Culture of the debris from the medullary canal grew MRSA. Fusidic Acid 500 mg orally three times daily was added to the antibiotic regime. Gross histopathology showed a skin ellipse with underlying firm brown tissue of 25 mm maximum depth bearing a central sinus opening connected to a tract 25 mm long. Histological analysis confirmed the presence of an inflammatory tract with no evidence of malignancy. Gross inspection of the sequestrum showed two separate portions of bony tissue 6 5 × 8  mm and 4 5 × 8  mm with firm brown tissue 2 5 × 1 2 × 4  mm, and multiple fragments of organising abscess material with spicules of calcified tissue. Culture swab of the volar wound on day 10 was sterile.

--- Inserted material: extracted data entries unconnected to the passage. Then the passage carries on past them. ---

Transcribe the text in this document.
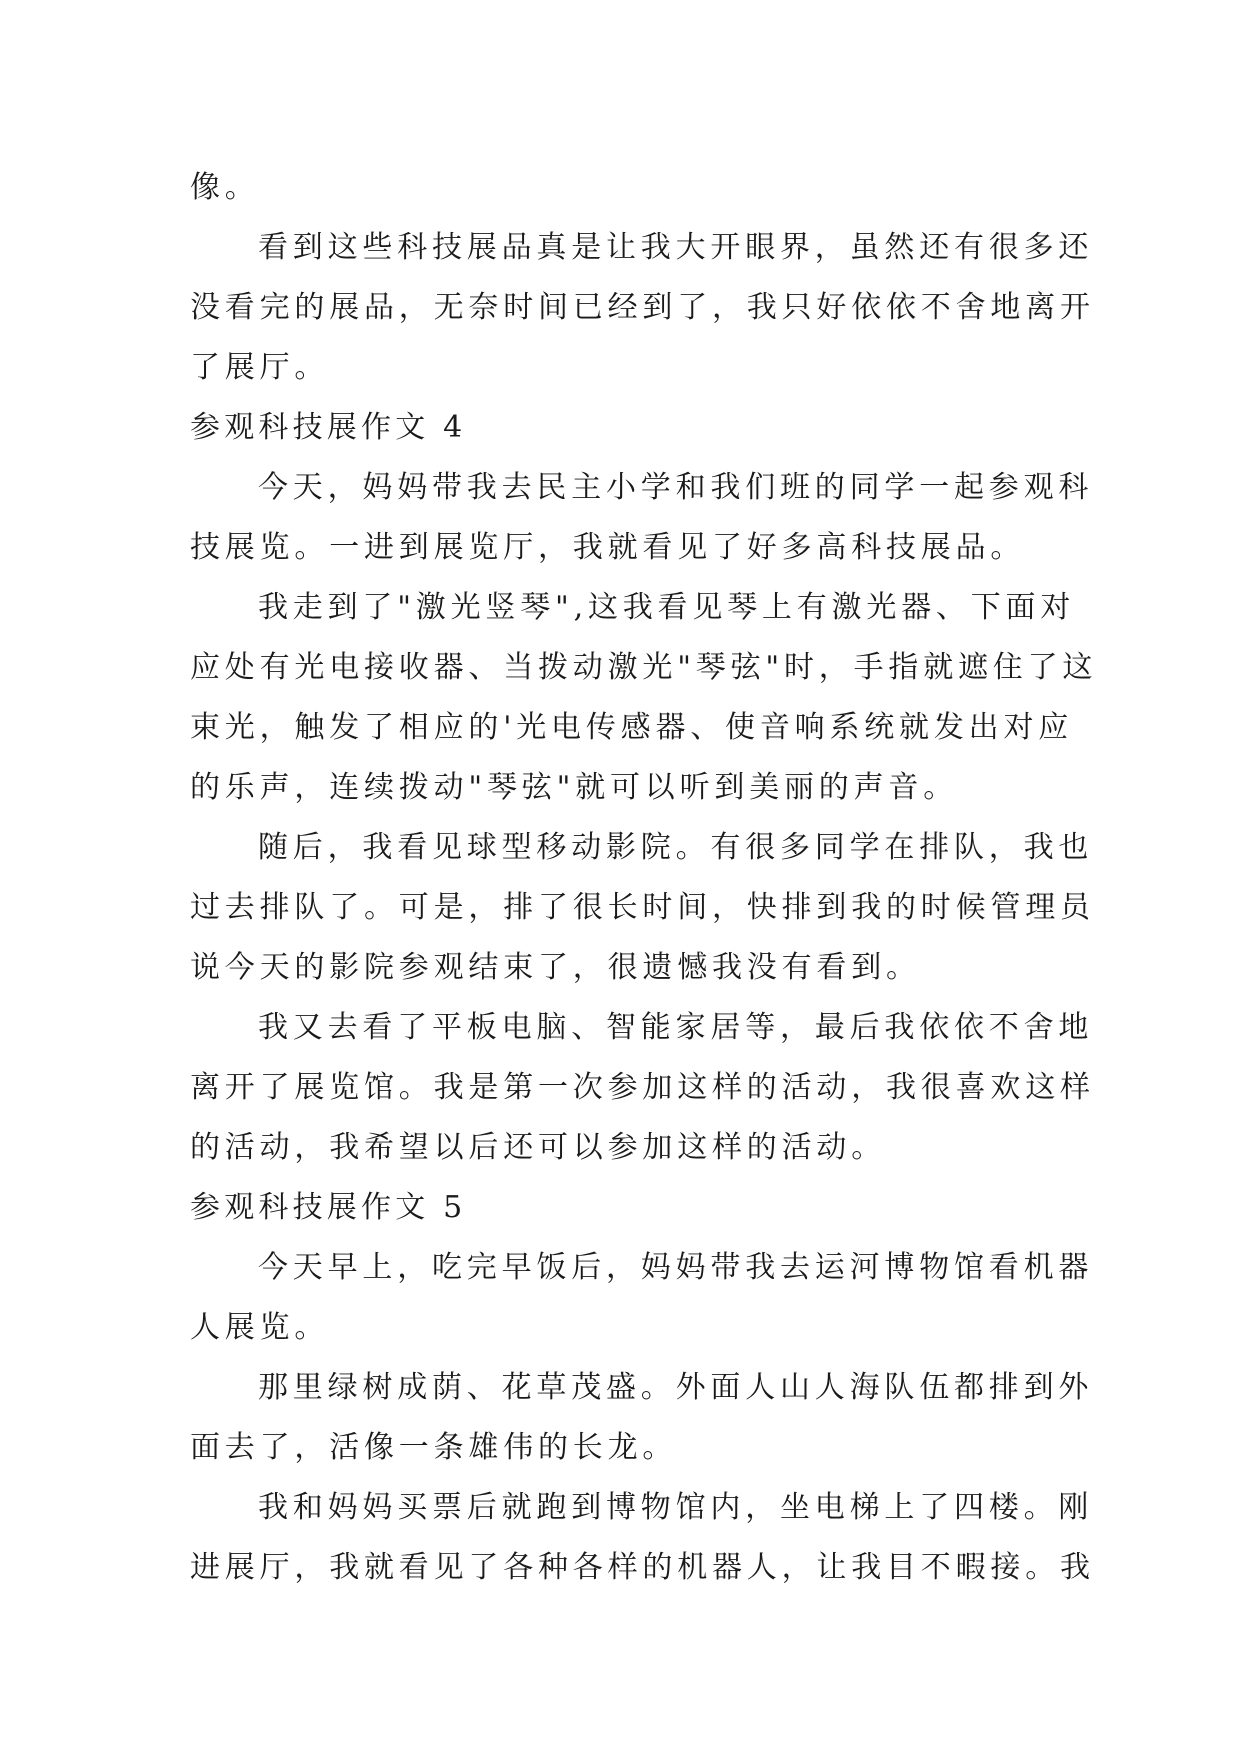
像。
看到这些科技展品真是让我大开眼界，虽然还有很多还
没看完的展品，无奈时间已经到了，我只好依依不舍地离开
了展厅。
参观科技展作文 4
今天，妈妈带我去民主小学和我们班的同学一起参观科
技展览。一进到展览厅，我就看见了好多高科技展品。
我走到了"激光竖琴",这我看见琴上有激光器、下面对
应处有光电接收器、当拨动激光"琴弦"时，手指就遮住了这
束光，触发了相应的'光电传感器、使音响系统就发出对应
的乐声，连续拨动"琴弦"就可以听到美丽的声音。
随后，我看见球型移动影院。有很多同学在排队，我也
过去排队了。可是，排了很长时间，快排到我的时候管理员
说今天的影院参观结束了，很遗憾我没有看到。
我又去看了平板电脑、智能家居等，最后我依依不舍地
离开了展览馆。我是第一次参加这样的活动，我很喜欢这样
的活动，我希望以后还可以参加这样的活动。
参观科技展作文 5
今天早上，吃完早饭后，妈妈带我去运河博物馆看机器
人展览。
那里绿树成荫、花草茂盛。外面人山人海队伍都排到外
面去了，活像一条雄伟的长龙。
我和妈妈买票后就跑到博物馆内，坐电梯上了四楼。刚
进展厅，我就看见了各种各样的机器人，让我目不暇接。我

He was discharged on day 22 postoperatively and was reviewed by the senior author weekly for 6 weeks then reviewed every two weeks in the OPD and weekly in the physiotherapy department for elbow/forearm/wrist ROM exercises. He returned to Albania 5 months after his procedure, and 3 years later he remains well with no evidence of recurrence.

Although chronic osteomyelitis is rare in the United Kingdom and Ireland, increased immigration from less well-developed areas may lead to an increased incidence of this debilitating condition. Conventional treatment consists of high-dose intravenous antibiotics for at least six weeks [6]. Disadvantages of this regimen include prolonged hospital stay, cannula-site infections and thrombosis, and increased costs. Studies in some centres have shown good results with combination intravenous and oral antibiotic therapy [7]. We demonstrate cure of resistant chronic osteomyelitis of the radius with surgical debridement and combined intravenous and oral antibiotic therapy. This has obvious financial implications for the treatment of this condition. We present this case to highlight the potential increased incidence of this condition in the UK and Ireland and to emphasise that prolonged in-patient stay for intravenous antibiotic therapy is not always necessary.